Under the gun a bit on a product release, so not as much time to devote to writing as I would prefer, but here’s a couple of cool items that flittered across my desktop.
There’s an interesting posting at Scientific Blogging on why people believe in silly things, such as superstitions. The discussion is mainly around the interplay between the evolutionary concepts of of selection and drift and why it allows some ideas or superstitions (based on a false perception of patterns) to take hold. He seems to be using Dawkin’s concept of a meme. Of course, in his book “The God Delusion”, Dawkins indulges in some interesting speculation on other aspects of our evolution that could have given religion a foothold as a side effect. One of the ideas explored, in addition to a tendency to perceive false patterns, is to perceive intent, or intentional design. This is common in children in answering questions such as “What is a tree for?”. Another possible contributing factor is a possible evolutionary advantage to listen to authority. If I remember correctly (been a while since I read the book), a kid who believes his parents does not need to get devoured by a crocodile in the Nile to accept that swimming among them is a bad thing (and thus gets to eventually reproduce). In any case, it is an interesting speculative exercise to wonder how religion has maintained such a hold on so many societies in humanity’s short stay here so far.
In other news, the hunt for anti-matter continues. As no doubt, some of you know antimatter is just matter with different properties. Specifically, an antiparticle is essentially the same particle but with a different set of quantum properties. The classical example is the electron with its antimatter counterpart the positron which has an opposite electric charge. When a particle meets its anti-counterpart, they annihilate emitting radiation. Every time matter is created, its anti-counterpart is also. The mystery of the matter is why is the universe we see so asymmetrically composed of matter. One hypothesis is that there could still exist clusters or clumps of antimatter. From the article:
The thinking goes that perhaps regions of predominantly matter and regions of predominantly antimatter somehow got cordoned off from each other. These bubble worlds then could have remained hidden from one another as the universe ballooned up big time with inflation, or the theoretical exponential expansion of the universe after the Big Bang.
“If clumps of matter and antimatter existed next to each other before inflation, they may now be separated by more than the scale of the observable universe, so we would never see them meet,” Steigman said. “But they might be separated on smaller scales, such as those of superclusters or clusters, which is a much more interesting possibility.”
When such clusters collide, the smash-up would bring the rivals into contact, resulting in destruction of both and a release of gamma rays.

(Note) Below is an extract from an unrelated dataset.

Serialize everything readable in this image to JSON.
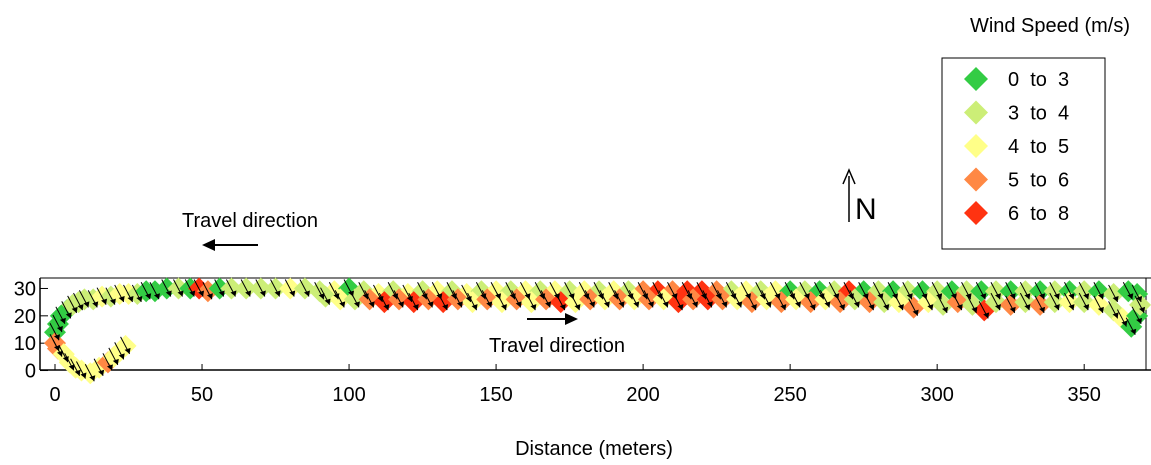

Using NASA’s Chandra X-ray Observatory and the Compton Gamma Ray Observatory, they are searching the Bullet Cluster (a collision of 2 clusters of galaxies .. the hope being that one of the clusters might be predominately antimatter) 3.8 billion light-years from Earth, but have not seen the telltale gamma radiation which would result from massive matter anti-matter annihilation. It was a long shot, but even null results tell us something. Plus, I think it is pretty awesome that we are looking at collisions of clusters of galaxies.